Pagina:Callimaco Anacreonte Saffo Teocrito Mosco Bione, Milano, Niccolò Bettoni, 1827.djvu/163

Da Wikisource.

LE GRAZIE, OVVERO GERONE.

Idillio XVI

L’alme Figlie di Giove, e i Vati ognora
     Fanno lor cura il celebrar gl’Iddii,
     E de’ prodi mortali ogni bel vanto.
     Le Muse Dee cantando van gli Dei;
     Noi mortali cantiamo i buon mortali.
     Ma chi fra quanti mai soggiorno fanno
     Sotto la glauca Aurora alle mie Grazie
     Le porte aprendo accoglieralle in casa
     Cortesemente, nè di don fraudate
     Respingeralle? onde qua poi crucciose
     Tornando, ed a piè scalzi alto romore
     Fan, ch’io le danni a inutili viaggi,
     E schive in fondo a un’arca vôta, ov’hanno
     Ricetto vil, quando riescon vani
     I lor disegni, se ne stan battendo
     Il capo sulle frigide ginocchia.
     Chi v’ha mai tale a’ nostri dì che in pregio
     Tenga un buon parlator?
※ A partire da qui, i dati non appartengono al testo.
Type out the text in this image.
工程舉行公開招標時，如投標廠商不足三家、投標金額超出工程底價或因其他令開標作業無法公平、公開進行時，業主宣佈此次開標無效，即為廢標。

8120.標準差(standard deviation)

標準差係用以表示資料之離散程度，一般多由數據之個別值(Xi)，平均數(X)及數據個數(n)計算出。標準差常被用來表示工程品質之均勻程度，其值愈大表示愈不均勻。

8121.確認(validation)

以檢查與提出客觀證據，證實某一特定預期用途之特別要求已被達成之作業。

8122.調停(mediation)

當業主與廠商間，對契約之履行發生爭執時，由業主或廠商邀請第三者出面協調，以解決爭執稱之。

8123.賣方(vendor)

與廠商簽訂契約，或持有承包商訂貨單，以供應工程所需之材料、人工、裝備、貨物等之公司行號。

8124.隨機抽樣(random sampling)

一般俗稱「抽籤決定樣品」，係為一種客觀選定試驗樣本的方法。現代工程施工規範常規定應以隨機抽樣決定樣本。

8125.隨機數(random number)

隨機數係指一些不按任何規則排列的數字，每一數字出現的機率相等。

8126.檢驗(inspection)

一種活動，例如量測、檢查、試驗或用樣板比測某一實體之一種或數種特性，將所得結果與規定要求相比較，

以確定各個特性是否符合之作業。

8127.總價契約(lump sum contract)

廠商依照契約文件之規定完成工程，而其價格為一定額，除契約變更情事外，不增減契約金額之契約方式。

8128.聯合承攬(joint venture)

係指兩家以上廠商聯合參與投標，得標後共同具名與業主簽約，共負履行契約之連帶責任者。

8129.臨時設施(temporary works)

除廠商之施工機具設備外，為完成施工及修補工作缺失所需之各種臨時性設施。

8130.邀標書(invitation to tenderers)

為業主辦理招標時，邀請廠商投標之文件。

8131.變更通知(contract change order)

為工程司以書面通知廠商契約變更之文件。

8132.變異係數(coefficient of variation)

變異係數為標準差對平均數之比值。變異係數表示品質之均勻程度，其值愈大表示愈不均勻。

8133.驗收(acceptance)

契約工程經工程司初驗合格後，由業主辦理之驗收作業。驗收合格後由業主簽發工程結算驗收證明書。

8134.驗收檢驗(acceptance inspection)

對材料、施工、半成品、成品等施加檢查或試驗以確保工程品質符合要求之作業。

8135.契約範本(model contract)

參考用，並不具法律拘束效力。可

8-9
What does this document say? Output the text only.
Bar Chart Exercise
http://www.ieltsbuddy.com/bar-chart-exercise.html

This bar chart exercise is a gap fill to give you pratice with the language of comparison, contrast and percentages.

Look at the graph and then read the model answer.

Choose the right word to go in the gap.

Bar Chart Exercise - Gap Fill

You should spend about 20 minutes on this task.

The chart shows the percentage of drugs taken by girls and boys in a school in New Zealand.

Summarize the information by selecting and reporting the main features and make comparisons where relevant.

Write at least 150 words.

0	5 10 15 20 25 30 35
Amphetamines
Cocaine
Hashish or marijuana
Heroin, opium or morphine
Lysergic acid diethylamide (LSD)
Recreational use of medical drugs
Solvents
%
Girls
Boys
Nol so. Qual pria,
     Or non più certo agognano i mortali
     D’esser lodati per magnanim’opre.
     Ma, vinti dal guadagno, ciascun tiensi
     Le mani in sen, guatando ov’egli possa
     Raccorre argento; e non darebbe altrui
     Nè pur la scoria, e tostamente ha in bocca:
     Lo stinco è più lontano del ginocchio.
     Io vo’ bene a me stesso. I Numi onore
     Facciano ai Vati. Omero basta a tutti.
     Chi gli altri curerà? Di tutti quanti
     Quest’è il miglior che non m’intacca in nulla.